I was pretty good too. One thing I was able to address in therapy was the fact that my parents would one day pass away. I did not set out to address this, but my therapist was wise enough to broach the subject with me well ahead of time. When they passed, I was able to get through the pain of these losses due, in large part, to the work I did with my therapist in advance.
During this time, my faith in God had been reborn and was growing exponentially. I viewed my therapy, and my therapist as gifts from Him, sent to help me through a very tough time. Having decided that the 'tough time' was over, and my ability to deal with similar times, made me more confident that I was 'done.'
Until I wasn't.
I quickly accumulated a series of additional hurts and hangups that gradually caused the great engine to grind to a near-halt. Many of these revolved around my failure to act, failure to finish good ideas, failure to take risks to do anything hard. These things sapped my energy, my hope and my joy.
After vacationing for a couple of years on the islands of Fine and In Denial, I reluctantly returned to therapy. It felt like summer school, in part because it was summer when I did it, and also because I felt like I had failed my previous recovery.
In the second go-round, in addition to addressing depression, we identified a likely root cause, attention deficit disorder, or ADD. Many of us associate this with overly rambunctious kids who can't sit still, struggle to focus and can't get anything done.
This is certainly 'a thing,' but some of those overly rambunctious kids are sedentary 57 year old guys who, among other things, can't focus long enough to finish anything, including settling his father's will. Three years after he passed. This inability led to such self-disdain that I had to acknowledge that I was again, really depressed.

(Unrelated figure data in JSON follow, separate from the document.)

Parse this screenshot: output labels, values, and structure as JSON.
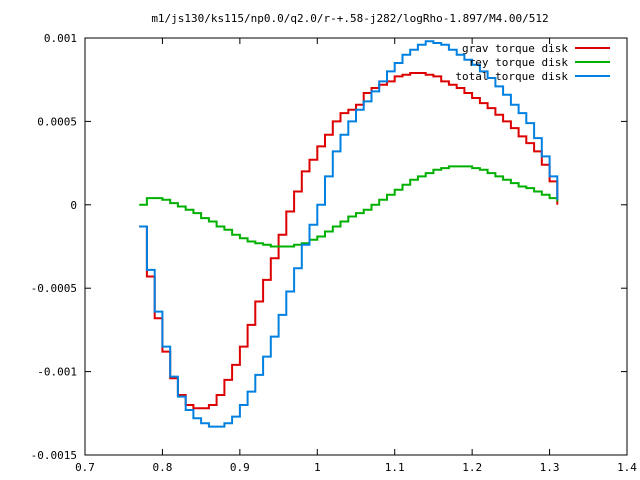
{
  "chart_data": {
    "type": "line",
    "title": "m1/js130/ks115/np0.0/q2.0/r-+.58-j282/logRho-1.897/M4.00/512",
    "xlabel": "",
    "ylabel": "",
    "xlim": [
      0.7,
      1.4
    ],
    "ylim": [
      -0.0015,
      0.001
    ],
    "x_ticks": [
      0.7,
      0.8,
      0.9,
      1.0,
      1.1,
      1.2,
      1.3,
      1.4
    ],
    "x_tick_labels": [
      "0.7",
      "0.8",
      "0.9",
      "1",
      "1.1",
      "1.2",
      "1.3",
      "1.4"
    ],
    "y_ticks": [
      -0.0015,
      -0.001,
      -0.0005,
      0,
      0.0005,
      0.001
    ],
    "y_tick_labels": [
      "-0.0015",
      "-0.001",
      "-0.0005",
      "0",
      "0.0005",
      "0.001"
    ],
    "grid": false,
    "legend_position": "top-right",
    "series": [
      {
        "name": "grav torque disk",
        "color": "#dd0000",
        "x": [
          0.77,
          0.78,
          0.79,
          0.8,
          0.81,
          0.82,
          0.83,
          0.84,
          0.85,
          0.86,
          0.87,
          0.88,
          0.89,
          0.9,
          0.91,
          0.92,
          0.93,
          0.94,
          0.95,
          0.96,
          0.97,
          0.98,
          0.99,
          1.0,
          1.01,
          1.02,
          1.03,
          1.04,
          1.05,
          1.06,
          1.07,
          1.08,
          1.09,
          1.1,
          1.11,
          1.12,
          1.13,
          1.14,
          1.15,
          1.16,
          1.17,
          1.18,
          1.19,
          1.2,
          1.21,
          1.22,
          1.23,
          1.24,
          1.25,
          1.26,
          1.27,
          1.28,
          1.29,
          1.3,
          1.31
        ],
        "y": [
          -0.00013,
          -0.00043,
          -0.00068,
          -0.00088,
          -0.00104,
          -0.00114,
          -0.0012,
          -0.00122,
          -0.00122,
          -0.0012,
          -0.00114,
          -0.00105,
          -0.00096,
          -0.00085,
          -0.00072,
          -0.00058,
          -0.00045,
          -0.00032,
          -0.00018,
          -4e-05,
          8e-05,
          0.0002,
          0.00027,
          0.00035,
          0.00042,
          0.0005,
          0.00055,
          0.00057,
          0.0006,
          0.00067,
          0.0007,
          0.00072,
          0.00074,
          0.00077,
          0.00078,
          0.00079,
          0.00079,
          0.00078,
          0.00077,
          0.00074,
          0.00072,
          0.0007,
          0.00067,
          0.00064,
          0.00061,
          0.00058,
          0.00054,
          0.0005,
          0.00046,
          0.00041,
          0.00037,
          0.00032,
          0.00024,
          0.00014,
          0.0
        ]
      },
      {
        "name": "rey torque disk",
        "color": "#00b000",
        "x": [
          0.77,
          0.78,
          0.79,
          0.8,
          0.81,
          0.82,
          0.83,
          0.84,
          0.85,
          0.86,
          0.87,
          0.88,
          0.89,
          0.9,
          0.91,
          0.92,
          0.93,
          0.94,
          0.95,
          0.96,
          0.97,
          0.98,
          0.99,
          1.0,
          1.01,
          1.02,
          1.03,
          1.04,
          1.05,
          1.06,
          1.07,
          1.08,
          1.09,
          1.1,
          1.11,
          1.12,
          1.13,
          1.14,
          1.15,
          1.16,
          1.17,
          1.18,
          1.19,
          1.2,
          1.21,
          1.22,
          1.23,
          1.24,
          1.25,
          1.26,
          1.27,
          1.28,
          1.29,
          1.3,
          1.31
        ],
        "y": [
          0.0,
          4e-05,
          4e-05,
          3e-05,
          1e-05,
          -1e-05,
          -3e-05,
          -5e-05,
          -8e-05,
          -0.0001,
          -0.00013,
          -0.00015,
          -0.00018,
          -0.0002,
          -0.00022,
          -0.00023,
          -0.00024,
          -0.00025,
          -0.00025,
          -0.00025,
          -0.00024,
          -0.00023,
          -0.00021,
          -0.00019,
          -0.00016,
          -0.00013,
          -0.0001,
          -7e-05,
          -5e-05,
          -3e-05,
          0.0,
          3e-05,
          6e-05,
          9e-05,
          0.00012,
          0.00015,
          0.00017,
          0.00019,
          0.00021,
          0.00022,
          0.00023,
          0.00023,
          0.00023,
          0.00022,
          0.00021,
          0.00019,
          0.00017,
          0.00015,
          0.00013,
          0.00011,
          0.0001,
          8e-05,
          6e-05,
          4e-05,
          2e-05
        ]
      },
      {
        "name": "total torque disk",
        "color": "#0080e0",
        "x": [
          0.77,
          0.78,
          0.79,
          0.8,
          0.81,
          0.82,
          0.83,
          0.84,
          0.85,
          0.86,
          0.87,
          0.88,
          0.89,
          0.9,
          0.91,
          0.92,
          0.93,
          0.94,
          0.95,
          0.96,
          0.97,
          0.98,
          0.99,
          1.0,
          1.01,
          1.02,
          1.03,
          1.04,
          1.05,
          1.06,
          1.07,
          1.08,
          1.09,
          1.1,
          1.11,
          1.12,
          1.13,
          1.14,
          1.15,
          1.16,
          1.17,
          1.18,
          1.19,
          1.2,
          1.21,
          1.22,
          1.23,
          1.24,
          1.25,
          1.26,
          1.27,
          1.28,
          1.29,
          1.3,
          1.31
        ],
        "y": [
          -0.00013,
          -0.00039,
          -0.00064,
          -0.00085,
          -0.00103,
          -0.00115,
          -0.00123,
          -0.00128,
          -0.00131,
          -0.00133,
          -0.00133,
          -0.00131,
          -0.00127,
          -0.0012,
          -0.00112,
          -0.00102,
          -0.00091,
          -0.00079,
          -0.00066,
          -0.00052,
          -0.00038,
          -0.00024,
          -0.00012,
          0.0,
          0.00017,
          0.00032,
          0.00042,
          0.0005,
          0.00057,
          0.00062,
          0.00068,
          0.00074,
          0.0008,
          0.00085,
          0.0009,
          0.00093,
          0.00096,
          0.00098,
          0.00097,
          0.00096,
          0.00093,
          0.0009,
          0.00087,
          0.00084,
          0.0008,
          0.00076,
          0.00071,
          0.00066,
          0.0006,
          0.00055,
          0.00049,
          0.0004,
          0.00029,
          0.00017,
          3e-05
        ]
      }
    ]
  }
}
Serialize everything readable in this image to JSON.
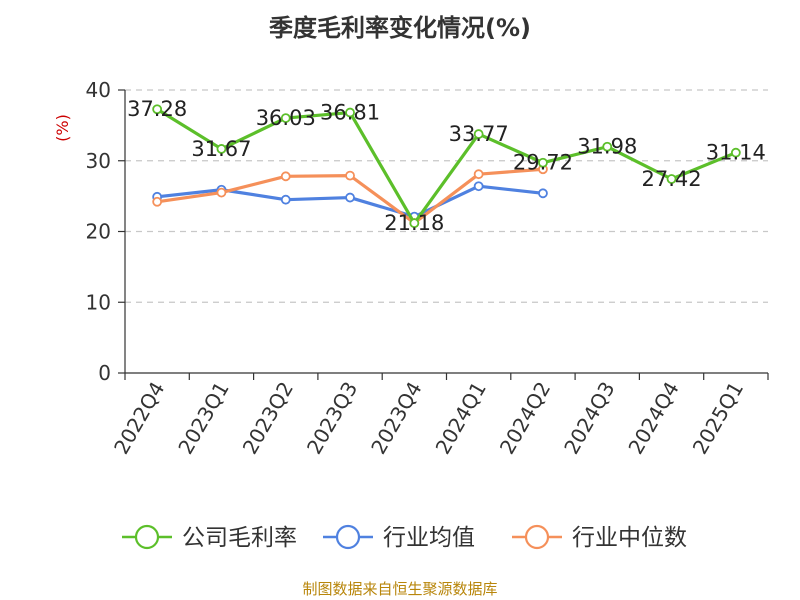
{
  "chart_data": {
    "type": "line",
    "title": "季度毛利率变化情况(%)",
    "ylabel": "(%)",
    "xlabel": "",
    "ylim": [
      0,
      40
    ],
    "yticks": [
      0,
      10,
      20,
      30,
      40
    ],
    "grid": true,
    "legend_position": "bottom",
    "categories": [
      "2022Q4",
      "2023Q1",
      "2023Q2",
      "2023Q3",
      "2023Q4",
      "2024Q1",
      "2024Q2",
      "2024Q3",
      "2024Q4",
      "2025Q1"
    ],
    "series": [
      {
        "name": "公司毛利率",
        "color": "#5cbf2a",
        "values": [
          37.28,
          31.67,
          36.03,
          36.81,
          21.18,
          33.77,
          29.72,
          31.98,
          27.42,
          31.14
        ],
        "labels": [
          "37.28",
          "31.67",
          "36.03",
          "36.81",
          "21.18",
          "33.77",
          "29.72",
          "31.98",
          "27.42",
          "31.14"
        ]
      },
      {
        "name": "行业均值",
        "color": "#4f81e0",
        "values": [
          24.9,
          25.9,
          24.5,
          24.8,
          22.1,
          26.4,
          25.4,
          null,
          null,
          null
        ]
      },
      {
        "name": "行业中位数",
        "color": "#f5905a",
        "values": [
          24.2,
          25.5,
          27.8,
          27.9,
          21.2,
          28.1,
          28.8,
          null,
          null,
          null
        ]
      }
    ]
  },
  "source": "制图数据来自恒生聚源数据库"
}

I am continuing therapy, for now, because it helps. I will never declare total victory, as I will manage these issues, more or less, for the rest of my life. But having been on the roller coaster, thrown up and gotten on again, I am better prepared.
To the extent that you think this is alternative to, or in conflict with my faith in God, it's not. God made these good people who have cared for me. God gave them, and many others, an understanding of how he made us - how we 'work.' Their work is that of a healer, just as other medical professionals are. Like all of the people who come into our lives, these professionals are with you for a reason. And I believe it is God's reason.

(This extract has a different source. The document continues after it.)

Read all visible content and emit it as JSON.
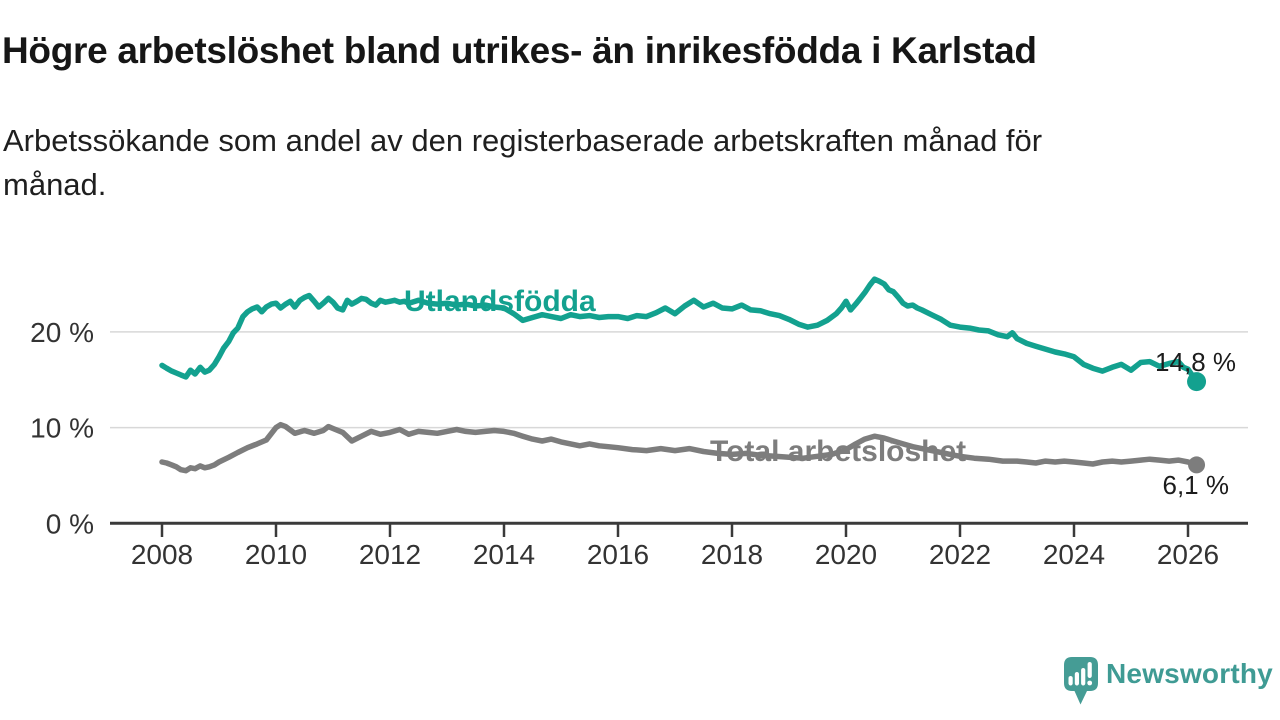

This does not supplant prayer and worship of the Lord, Indeed, it is yet another reason to praise Him. He wants us to be happy, productive people, growing in faith and love as we tackle our problems with His help and through His love.
God uses people to help people. Many people have, are and will help me at various stages of my life. But my faith is that God sends them, and I depend on Him. And that includes my therapists. He fulfills my needs. Whatever they are.
Which brings us to this morning, Christmas Eve. I am focused, I am finishing tasks of varying shapes and sizes, I am ready for Christmas (probably the first time in my adult life), even the will is (almost) done. I feel pretty good about things. To me, this blessing, and how it came about, I have to share with you. I'm hopeful that this message helps someone. Even one person getting better is a good thing.
My friends, if you are struggling, there is help. It is not 'easy' but neither is walking around with the equivalent of a broken ankle. It will take time. If you're like me, a broken ankle would be much quicker. You can heal, you can get better, you can be better.
Like the song says, 'do what's good for you, or you're not good for anybody.' It is true. And it is worth it. Don't give up, and don't settle for misery. It doesn't have to be that way.
God bless you. Merry Christmas and Happy New Year!